Share prices in Thailand rebounded 10% on Wednesday, after the biggest market fall in 16 years on Tuesday - when trading had to be briefly suspended.
There have been worries about overseas speculation on the baht
That fall was a reaction to new central bank rules curbing foreign investment and aimed at stemming the surge in value of Thailand's currency, the baht.
After the market turmoil, which saw the SET index fall 15%, some restrictions on foreign investments were lifted.
Regional markets in Hong Kong, Indonesia and Malaysia also rallied.
However the baht, the fastest-rising Asian currency in 2006, resumed its climb after Thailand exempted stock purchases from its new controls.
It traded at around 35.65 to a dollar on Wednesday after dropping to 35.96 a day earlier.
The currency had touched a nine-and-a-half year high of 35.06 to the dollar on Monday, which had prompted the Bank of Thailand to act.
In early afternoon trade on Wednesday the Stock Exchange of Thailand (SET) composite index stood at 686.15, up 64.01 points or 10.29%.
The Bank of Thailand had said late on Monday that 30% of non-trade related foreign exchange sold for the local baht currency must be deposited interest-free with the central bank for a year.
The measures also included a rule that required all new foreign investments over $20,000 to stay in the country for at least a year.
The move was to deter huge amounts of foreign capital flowing into the country to speculate on the stock market and baht currency.
It was hoped the move would dampen down the baht's rise, which has hurt Thai exports, by forcing speculators to keep their money in the country for at least 12 months or face a 10% penalty.
However, after the stock market slide, Finance Minister Pridiyathorn Devakula said on television that from Wednesday foreigners would be able to trade equities free of the restrictions on short-term fund inflows.
The restrictions still apply to overseas investments in bonds.
The day's upheaval on Tuesday reminded investors of the 1997 Asian financial crisis, when dramatic outflows of foreign funds - initially in Thailand - led to regional meltdown.
It came as the military-appointed interim government, appointed after a coup earlier this year, is trying to reassure investors that the country is a stable place to do business.

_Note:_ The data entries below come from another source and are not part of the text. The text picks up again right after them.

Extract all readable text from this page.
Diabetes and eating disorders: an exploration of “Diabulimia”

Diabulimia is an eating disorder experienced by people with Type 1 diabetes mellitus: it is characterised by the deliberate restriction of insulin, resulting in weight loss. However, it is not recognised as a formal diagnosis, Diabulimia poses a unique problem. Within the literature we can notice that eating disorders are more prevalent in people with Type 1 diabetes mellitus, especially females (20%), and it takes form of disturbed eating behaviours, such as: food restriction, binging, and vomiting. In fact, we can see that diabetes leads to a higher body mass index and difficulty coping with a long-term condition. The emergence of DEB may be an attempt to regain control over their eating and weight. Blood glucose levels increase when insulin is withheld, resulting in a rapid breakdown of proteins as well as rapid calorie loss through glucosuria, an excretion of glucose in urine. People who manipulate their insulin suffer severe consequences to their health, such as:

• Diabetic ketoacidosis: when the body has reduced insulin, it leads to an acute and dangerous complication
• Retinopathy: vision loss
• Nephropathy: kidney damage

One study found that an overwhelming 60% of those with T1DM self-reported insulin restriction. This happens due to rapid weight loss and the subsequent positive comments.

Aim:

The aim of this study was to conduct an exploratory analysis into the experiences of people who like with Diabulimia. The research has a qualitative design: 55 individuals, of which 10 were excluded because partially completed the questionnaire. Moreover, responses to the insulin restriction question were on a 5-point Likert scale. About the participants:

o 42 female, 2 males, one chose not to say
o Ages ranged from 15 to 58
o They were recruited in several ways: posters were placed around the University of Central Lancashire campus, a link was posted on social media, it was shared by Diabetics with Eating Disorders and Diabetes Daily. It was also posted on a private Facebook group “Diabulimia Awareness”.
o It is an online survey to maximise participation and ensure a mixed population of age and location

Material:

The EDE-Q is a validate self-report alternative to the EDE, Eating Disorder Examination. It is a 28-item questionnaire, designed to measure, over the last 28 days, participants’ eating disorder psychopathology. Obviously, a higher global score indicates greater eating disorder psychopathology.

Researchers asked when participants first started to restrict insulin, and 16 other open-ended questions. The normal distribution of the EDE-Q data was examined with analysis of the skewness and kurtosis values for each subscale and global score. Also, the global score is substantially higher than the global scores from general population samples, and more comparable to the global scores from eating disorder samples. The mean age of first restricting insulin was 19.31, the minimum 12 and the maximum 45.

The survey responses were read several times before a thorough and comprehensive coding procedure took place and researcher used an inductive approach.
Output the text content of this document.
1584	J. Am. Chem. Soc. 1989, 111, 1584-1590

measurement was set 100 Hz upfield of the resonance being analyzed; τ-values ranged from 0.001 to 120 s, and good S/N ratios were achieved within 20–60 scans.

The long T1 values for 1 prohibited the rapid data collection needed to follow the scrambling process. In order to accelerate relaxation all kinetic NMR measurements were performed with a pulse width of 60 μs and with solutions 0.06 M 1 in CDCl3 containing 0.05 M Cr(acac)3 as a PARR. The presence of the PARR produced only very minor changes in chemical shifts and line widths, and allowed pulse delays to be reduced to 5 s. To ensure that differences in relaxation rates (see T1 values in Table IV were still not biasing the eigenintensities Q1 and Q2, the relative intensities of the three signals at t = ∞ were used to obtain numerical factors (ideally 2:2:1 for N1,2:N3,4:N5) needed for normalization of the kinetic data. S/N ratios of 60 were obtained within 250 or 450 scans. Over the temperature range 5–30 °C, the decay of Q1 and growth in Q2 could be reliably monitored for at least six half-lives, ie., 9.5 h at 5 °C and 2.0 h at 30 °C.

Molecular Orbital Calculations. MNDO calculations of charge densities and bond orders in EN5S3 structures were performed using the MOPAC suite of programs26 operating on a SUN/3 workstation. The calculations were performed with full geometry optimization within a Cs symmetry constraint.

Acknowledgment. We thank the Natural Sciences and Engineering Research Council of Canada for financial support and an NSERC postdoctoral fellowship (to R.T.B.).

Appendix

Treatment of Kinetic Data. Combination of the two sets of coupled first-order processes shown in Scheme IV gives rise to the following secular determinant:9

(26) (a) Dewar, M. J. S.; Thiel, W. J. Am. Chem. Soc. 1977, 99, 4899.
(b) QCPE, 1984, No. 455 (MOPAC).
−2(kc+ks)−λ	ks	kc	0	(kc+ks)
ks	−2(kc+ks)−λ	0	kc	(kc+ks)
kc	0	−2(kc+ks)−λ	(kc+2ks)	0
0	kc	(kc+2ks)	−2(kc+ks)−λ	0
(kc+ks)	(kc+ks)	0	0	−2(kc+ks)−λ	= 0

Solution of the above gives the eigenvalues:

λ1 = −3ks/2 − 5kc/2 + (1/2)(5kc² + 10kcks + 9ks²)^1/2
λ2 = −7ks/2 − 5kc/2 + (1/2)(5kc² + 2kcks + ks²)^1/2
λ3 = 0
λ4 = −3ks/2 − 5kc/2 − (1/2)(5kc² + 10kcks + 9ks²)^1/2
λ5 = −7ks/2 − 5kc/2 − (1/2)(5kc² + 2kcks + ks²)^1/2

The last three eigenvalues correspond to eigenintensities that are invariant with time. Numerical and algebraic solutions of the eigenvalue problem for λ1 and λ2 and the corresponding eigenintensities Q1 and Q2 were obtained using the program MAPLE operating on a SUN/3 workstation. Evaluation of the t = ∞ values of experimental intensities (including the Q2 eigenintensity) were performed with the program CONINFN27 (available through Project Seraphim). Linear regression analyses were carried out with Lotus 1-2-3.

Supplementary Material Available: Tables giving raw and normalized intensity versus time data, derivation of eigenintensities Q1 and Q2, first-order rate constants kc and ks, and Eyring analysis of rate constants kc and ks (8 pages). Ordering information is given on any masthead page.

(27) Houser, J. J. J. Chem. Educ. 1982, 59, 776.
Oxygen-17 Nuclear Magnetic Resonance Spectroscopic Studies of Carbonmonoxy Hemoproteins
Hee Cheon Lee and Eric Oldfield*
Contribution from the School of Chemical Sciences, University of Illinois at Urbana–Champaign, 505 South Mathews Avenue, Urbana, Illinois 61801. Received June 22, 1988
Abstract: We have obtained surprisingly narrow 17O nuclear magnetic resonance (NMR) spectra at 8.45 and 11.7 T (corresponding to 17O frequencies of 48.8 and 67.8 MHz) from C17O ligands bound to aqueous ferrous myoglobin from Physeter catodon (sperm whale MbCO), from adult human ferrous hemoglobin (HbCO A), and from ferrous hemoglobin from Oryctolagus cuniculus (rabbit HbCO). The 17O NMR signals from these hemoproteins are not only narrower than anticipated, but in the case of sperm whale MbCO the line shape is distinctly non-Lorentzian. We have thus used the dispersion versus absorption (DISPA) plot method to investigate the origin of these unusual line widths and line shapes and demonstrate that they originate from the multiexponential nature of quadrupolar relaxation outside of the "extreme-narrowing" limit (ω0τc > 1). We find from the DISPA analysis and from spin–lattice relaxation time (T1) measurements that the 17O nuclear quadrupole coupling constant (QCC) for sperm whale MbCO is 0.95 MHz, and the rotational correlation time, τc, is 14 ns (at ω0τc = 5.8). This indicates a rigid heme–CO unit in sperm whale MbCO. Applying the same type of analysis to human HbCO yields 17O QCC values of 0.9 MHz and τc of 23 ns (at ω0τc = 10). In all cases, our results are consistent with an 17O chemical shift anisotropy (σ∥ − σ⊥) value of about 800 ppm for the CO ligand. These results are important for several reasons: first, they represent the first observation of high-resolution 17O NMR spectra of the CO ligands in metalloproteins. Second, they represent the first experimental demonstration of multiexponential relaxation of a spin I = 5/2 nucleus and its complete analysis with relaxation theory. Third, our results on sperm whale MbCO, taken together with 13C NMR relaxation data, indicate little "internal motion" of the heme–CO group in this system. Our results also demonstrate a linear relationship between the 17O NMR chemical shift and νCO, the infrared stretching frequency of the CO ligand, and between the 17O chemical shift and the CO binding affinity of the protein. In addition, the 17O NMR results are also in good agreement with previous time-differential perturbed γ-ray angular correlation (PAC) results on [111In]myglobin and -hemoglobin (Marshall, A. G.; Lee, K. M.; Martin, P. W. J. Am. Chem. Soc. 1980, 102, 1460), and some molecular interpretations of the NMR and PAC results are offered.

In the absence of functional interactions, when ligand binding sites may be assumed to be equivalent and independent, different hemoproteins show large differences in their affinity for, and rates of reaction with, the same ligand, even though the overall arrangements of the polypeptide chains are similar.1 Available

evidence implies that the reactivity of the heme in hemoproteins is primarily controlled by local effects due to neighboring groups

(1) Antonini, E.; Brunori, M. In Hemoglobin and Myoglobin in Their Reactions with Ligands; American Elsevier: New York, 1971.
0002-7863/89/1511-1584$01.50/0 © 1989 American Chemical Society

"It was really a big mistake on the part of authorities," said Hak bin Chua, economist at Citigroup in Singapore, of the decision to stem foreign capital inflows.
"It was a policy error. With the interim government, people are wondering what will happen."
And Marco Sucharitkul, president of JP Morgan Securities-Thailand, said: "Foreign investors will remain wary of Thai monetary and economic policies for the next few months."